While Steel points out the temporary usefulness of the advisory role, Spencer (79-104) begins by emphasizing its dangers. She first suggests that flattery is inbuilt in the dynamics of advising emperors, and notes the advantages of indirect address via semi-private advisory epistles. In the body of the article, Spencer moves from Cicero’s concerns about advising Caesar into analysis of Seneca’s Epistle 83, a discourse on drunkenness, drawing into her discussion the Roman reception of Alexander as ‘a trope for advice-giving’ and imperial lack of control (82, 86). This sometimes allusive and densely footnoted essay is noticeably harder to follow than the other pieces in the volume, unless you are already in the know. Spencer’s turn to Seneca is evidently motivated by her expertise on his interest in Alexander and by her (well-documented) goal of illuminating the difficulties of autarky under Nero. In these respects, her conclusions are thought-provoking, but she has to use Cicero to read a concern with ‘advice’ into this particular Senecan letter; section 83.17 (not cited directly) presents a drunken man pouring out secrets, not ‘advice’, as Spencer suggests (98, 102), and even so, Spencer has to argue elaborately to connect this figure to Seneca’s own advisory and epistolary position.

Spencer’s wider concerns work better, however, in the light of the two essays that follow (indicated by their reversed order in the editors’ summary of the contributions). Andy Fear (105-16) lucidly discusses what might, or ought, to be deduced from the fact that Pliny in Epistles 10 continually asks Trajan for advice and addresses him as dominus. In their tone and vocabulary, the exchanges between Pliny and Trajan, ostensibly adviser and advisee, reveal ‘the great dilemma at the heart of … the principate’ (109) about the actual power of the emperor. The decision to publish Book 10, Fear suggests, might indicate that Pliny’s own circle thought that there was something for others to learn from his obedience to Trajan.

Wrapping up this thread of the volume is Harry Sidebottom, with a longer article (117-57) charting On Kingship literature in antiquity. Marshalling arguments to show that there was no genre comparable to Peri Basileias in Latin in the 1st cent. AD, Sidebottom makes a case for Dio Chrysostom as the author who transformed the Hellenistic treatise sent to a ruler into an oration delivered directly. As Sidebottom observes, the exercise of reconstructing this genre, the sources for which he displays as a diagram (157), provokes larger questions about continuity in literary traditions. For his concern with evidence, in his orderly approach, and given his readiness to contextualize texts and to define terms such as the Second Sophistic (151), Sidebottom’s essay deserves to reach undergraduate reading lists. Characterizing Peri Basileias as a careful mixture of praise and admonition, Sidebottom well reiterates mixed motives for working in this and ‘related genres’ (143), but never quite defines what makes literature ‘count’ as On Kingship; Seneca De Clementia is here rejected on the basis that it never addresses Nero as rex (136), but direct address was not a ancient criterion for inclusion, given that Plato Statesman soon acquired the subtitle On Kingship, as Sidebottom notes (145). I prefer his emphasis that ‘the nexus of ideas about kings and tyrants, centred on virtue and vice, proved highly adaptable’ (126).

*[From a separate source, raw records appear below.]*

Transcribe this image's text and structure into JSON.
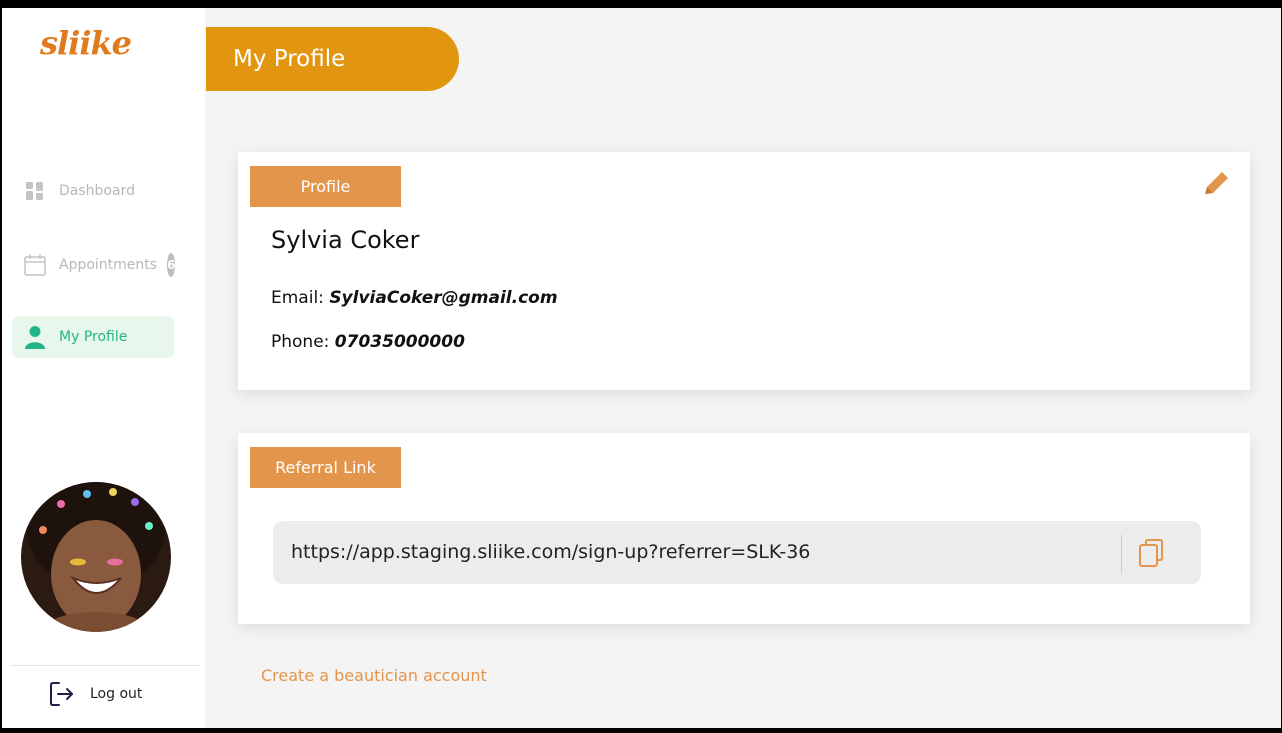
{
  "brand": {
    "logo": "sliike",
    "accent": "#e2960f",
    "tag_color": "#e4954c",
    "active_color": "#23b58a"
  },
  "header": {
    "title": "My Profile"
  },
  "sidebar": {
    "items": [
      {
        "label": "Dashboard",
        "icon": "dashboard-icon"
      },
      {
        "label": "Appointments",
        "icon": "calendar-icon",
        "badge": "6"
      },
      {
        "label": "My Profile",
        "icon": "user-icon",
        "active": true
      }
    ],
    "logout_label": "Log out"
  },
  "profile": {
    "tag": "Profile",
    "name": "Sylvia Coker",
    "email_label": "Email:",
    "email": "SylviaCoker@gmail.com",
    "phone_label": "Phone:",
    "phone": "07035000000"
  },
  "referral": {
    "tag": "Referral Link",
    "url": "https://app.staging.sliike.com/sign-up?referrer=SLK-36"
  },
  "footer_link": "Create a beautician account"
}
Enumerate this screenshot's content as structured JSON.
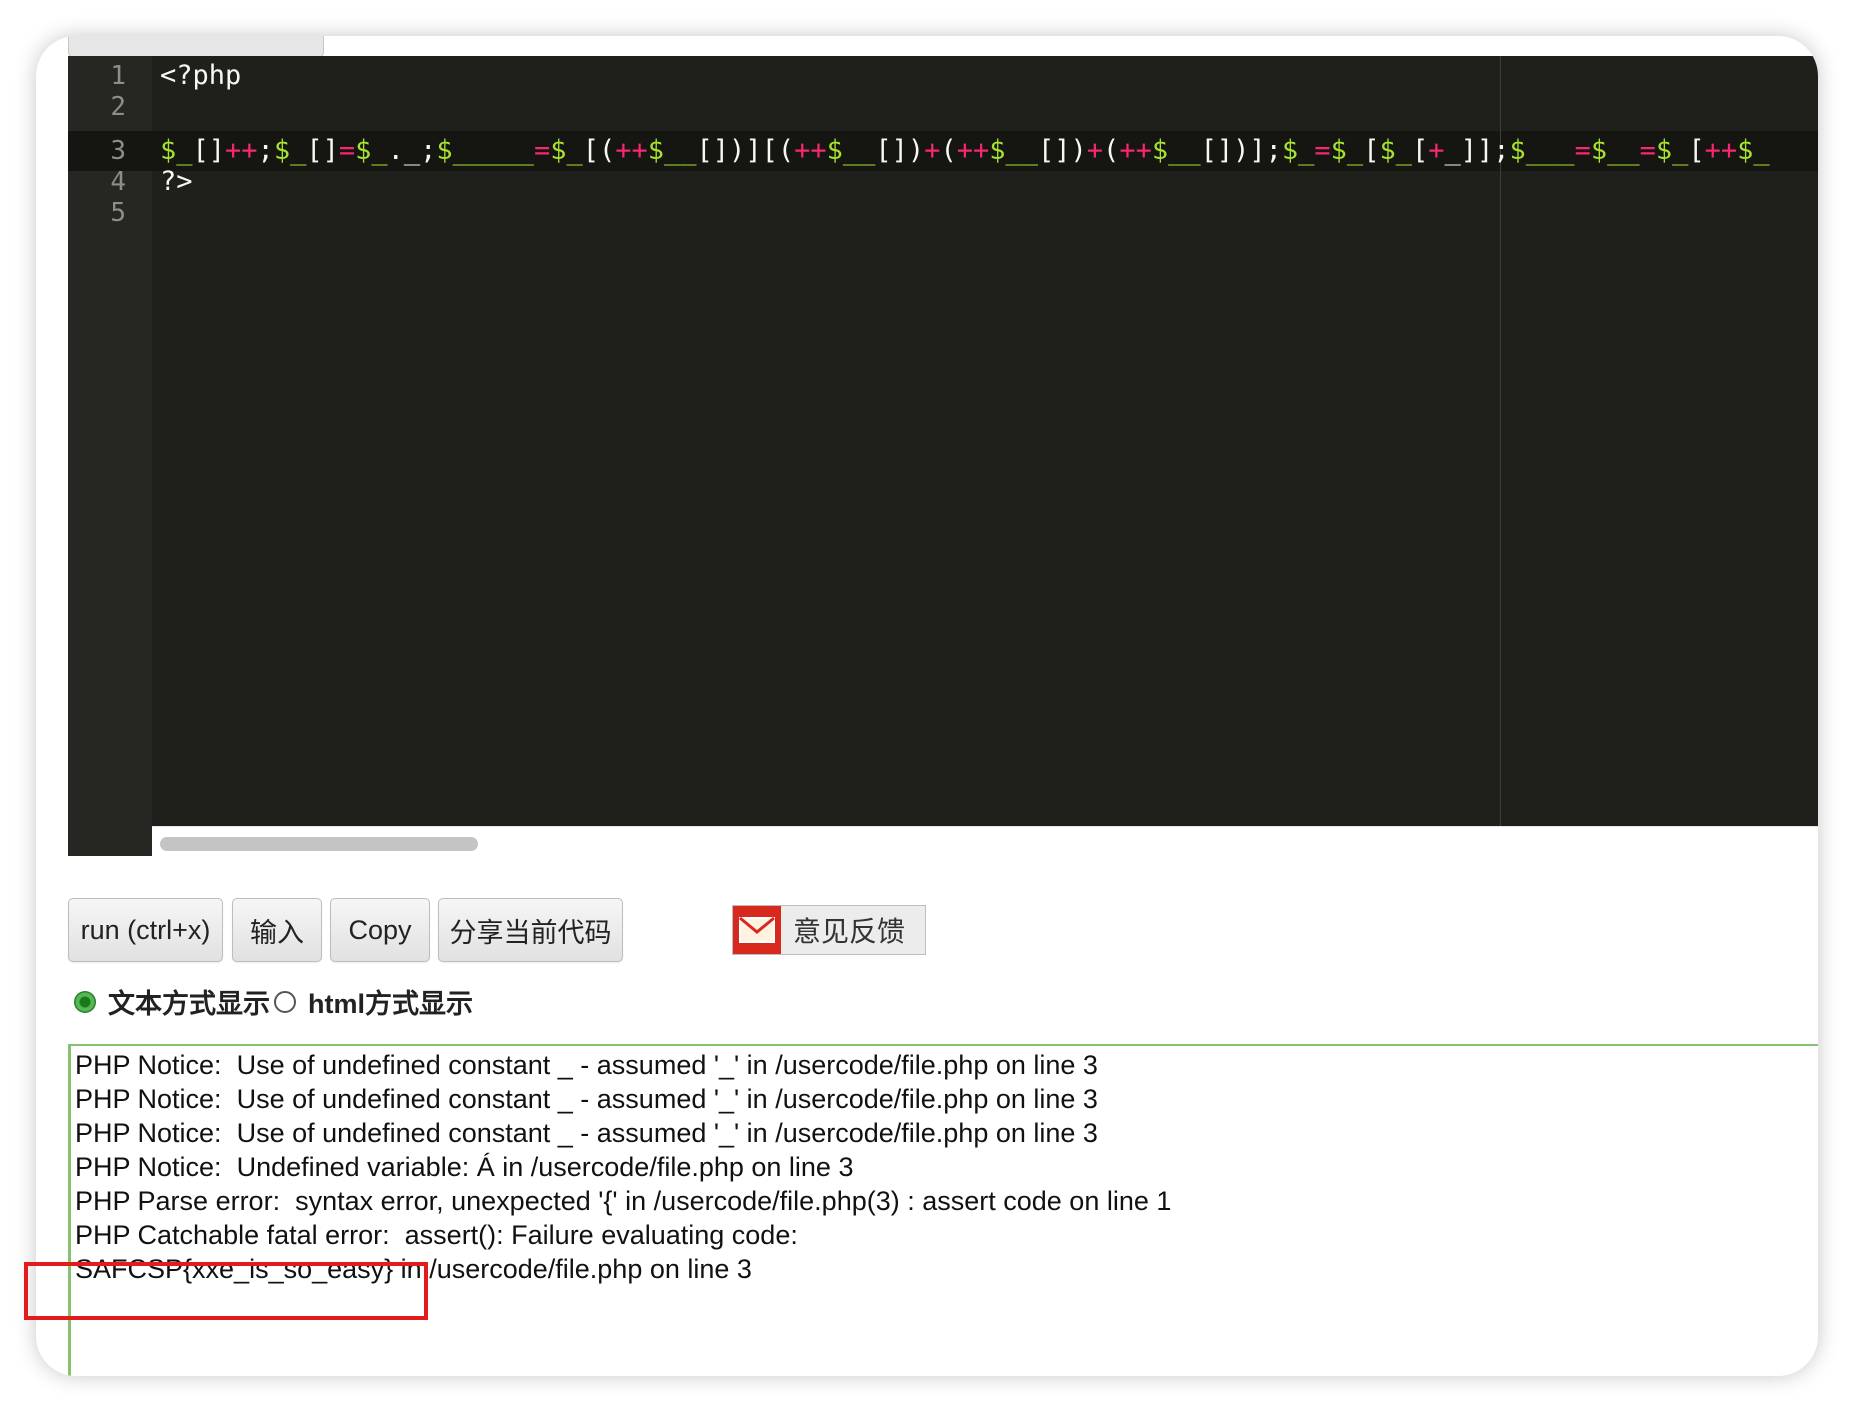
{
  "editor": {
    "line_numbers": [
      "1",
      "2",
      "3",
      "4",
      "5"
    ],
    "lines": {
      "line1": "<?php",
      "line4": "?>"
    },
    "line3_tokens": [
      [
        "var",
        "$_"
      ],
      [
        "pun",
        "[]"
      ],
      [
        "op",
        "++"
      ],
      [
        "pun",
        ";"
      ],
      [
        "var",
        "$_"
      ],
      [
        "pun",
        "[]"
      ],
      [
        "op",
        "="
      ],
      [
        "var",
        "$_"
      ],
      [
        "pun",
        "._;"
      ],
      [
        "var",
        "$_____"
      ],
      [
        "op",
        "="
      ],
      [
        "var",
        "$_"
      ],
      [
        "pun",
        "[("
      ],
      [
        "op",
        "++"
      ],
      [
        "var",
        "$__"
      ],
      [
        "pun",
        "[])]"
      ],
      [
        "pun",
        "[("
      ],
      [
        "op",
        "++"
      ],
      [
        "var",
        "$__"
      ],
      [
        "pun",
        "[])"
      ],
      [
        "op",
        "+"
      ],
      [
        "pun",
        "("
      ],
      [
        "op",
        "++"
      ],
      [
        "var",
        "$__"
      ],
      [
        "pun",
        "[])"
      ],
      [
        "op",
        "+"
      ],
      [
        "pun",
        "("
      ],
      [
        "op",
        "++"
      ],
      [
        "var",
        "$__"
      ],
      [
        "pun",
        "[])];"
      ],
      [
        "var",
        "$_"
      ],
      [
        "op",
        "="
      ],
      [
        "var",
        "$_"
      ],
      [
        "pun",
        "["
      ],
      [
        "var",
        "$_"
      ],
      [
        "pun",
        "["
      ],
      [
        "op",
        "+"
      ],
      [
        "pun",
        "_]];"
      ],
      [
        "var",
        "$___"
      ],
      [
        "op",
        "="
      ],
      [
        "var",
        "$__"
      ],
      [
        "op",
        "="
      ],
      [
        "var",
        "$_"
      ],
      [
        "pun",
        "["
      ],
      [
        "op",
        "++"
      ],
      [
        "var",
        "$_"
      ]
    ]
  },
  "toolbar": {
    "run_label": "run (ctrl+x)",
    "input_label": "输入",
    "copy_label": "Copy",
    "share_label": "分享当前代码",
    "feedback_label": "意见反馈"
  },
  "display_mode": {
    "text_label": "文本方式显示",
    "html_label": "html方式显示",
    "selected": "text"
  },
  "output": {
    "lines": [
      "PHP Notice:  Use of undefined constant _ - assumed '_' in /usercode/file.php on line 3",
      "PHP Notice:  Use of undefined constant _ - assumed '_' in /usercode/file.php on line 3",
      "PHP Notice:  Use of undefined constant _ - assumed '_' in /usercode/file.php on line 3",
      "PHP Notice:  Undefined variable: Á in /usercode/file.php on line 3",
      "PHP Parse error:  syntax error, unexpected '{' in /usercode/file.php(3) : assert code on line 1",
      "PHP Catchable fatal error:  assert(): Failure evaluating code:",
      "SAFCSP{xxe_is_so_easy} in /usercode/file.php on line 3"
    ]
  },
  "colors": {
    "editor_bg": "#1f201c",
    "variable": "#a6e22e",
    "operator": "#f92672",
    "output_border": "#86c16d",
    "highlight_box": "#e31b1b"
  }
}
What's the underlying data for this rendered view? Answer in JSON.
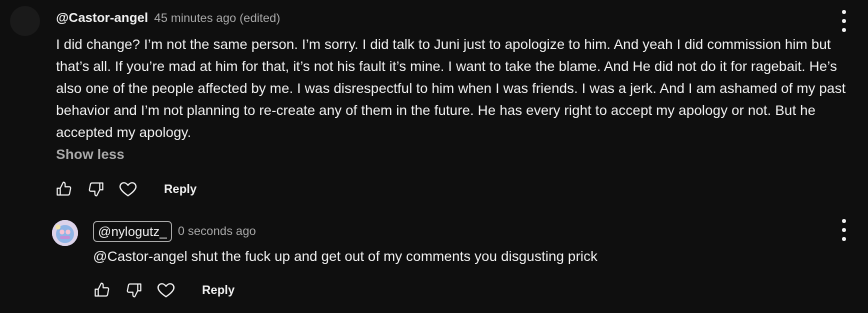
{
  "main_comment": {
    "author": "@Castor-angel",
    "meta": "45 minutes ago (edited)",
    "text": "I did change? I’m not the same person. I’m sorry. I did talk to Juni just to apologize to him. And yeah I did commission him but that’s all. If you’re mad at him for that, it’s not his fault it’s mine. I want to take the blame. And He did not do it for ragebait. He’s also one of the people affected by me. I was disrespectful to him when I was friends. I was a jerk. And I am ashamed of my past behavior and I’m not planning to re-create any of them in the future. He has every right to accept my apology or not. But he accepted my apology.",
    "show_less_label": "Show less",
    "reply_label": "Reply"
  },
  "reply_comment": {
    "author": "@nylogutz_",
    "meta": "0 seconds ago",
    "text": "@Castor-angel shut the fuck up and get out of my comments you disgusting prick",
    "reply_label": "Reply"
  },
  "icons": {
    "like": "thumbs-up-icon",
    "dislike": "thumbs-down-icon",
    "heart": "heart-icon",
    "more": "more-vertical-icon"
  },
  "colors": {
    "background": "#0f0f0f",
    "text": "#f1f1f1",
    "secondary_text": "#aaaaaa"
  }
}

Gideon Nisbet (159-77) contributes an engaging and typically self-aware argument that the advisory agenda of Greek ‘skoptic’ epigrams complicates modern readings (including his own) of Roman satire. After introducing the form in its various cultural and scholarly contexts, and temporarily rejecting the common strategy of reading retrospectively through Martial, Nisbet analyzes the Loukillian epigrams numbered 389-91 in Book 11 of the Palatine Anthology. Aspects of intellectual culture found to ‘flicker… in and out’ of all these epigrams (172) include games with masculine norms and the position of addressees of advice at a symposium. In conclusion, Nisbet resists the desire to prioritize among the interpretative frames of advice and satire. The effect of his enjoyable close readings is slightly marred by errors in the Greek text of all three epigrams.5

Finally, Desmond Costa (179-91) offers samples of advice in Greek letters ranging from 4th cent. BC to 4th cent. AD. He introduces from scratch letters from Epicurus, St Basil, St Paul and Alciphron, and the fictional letters attributed to Anacharsis, Themistocles, Socrates, Philostratus and Chion. Each text is quoted in translation for up to two pages, but Costa’s remarks are perfunctory and rarely relate to the ‘advisory’ aspects of his selected examples. Although some points are worth expanding (e.g. Epicurus’ letter to Menoeceus as a ‘softened’ philosophical treatise, 181), others just undercut the interest of the volume. For example, introducing a ‘lightweight’ letter of Philostratus advising a woman that her anger will make her ugly, Costa comments only that ‘literature reflects life, and we may conclude that many genuine letters were written to give this warning’ (189). In place of this, some explicit comparison of strategies in Greek and Latin letters of advice, whether fictional or real, would have been a welcome complement to Spencer’s contributions.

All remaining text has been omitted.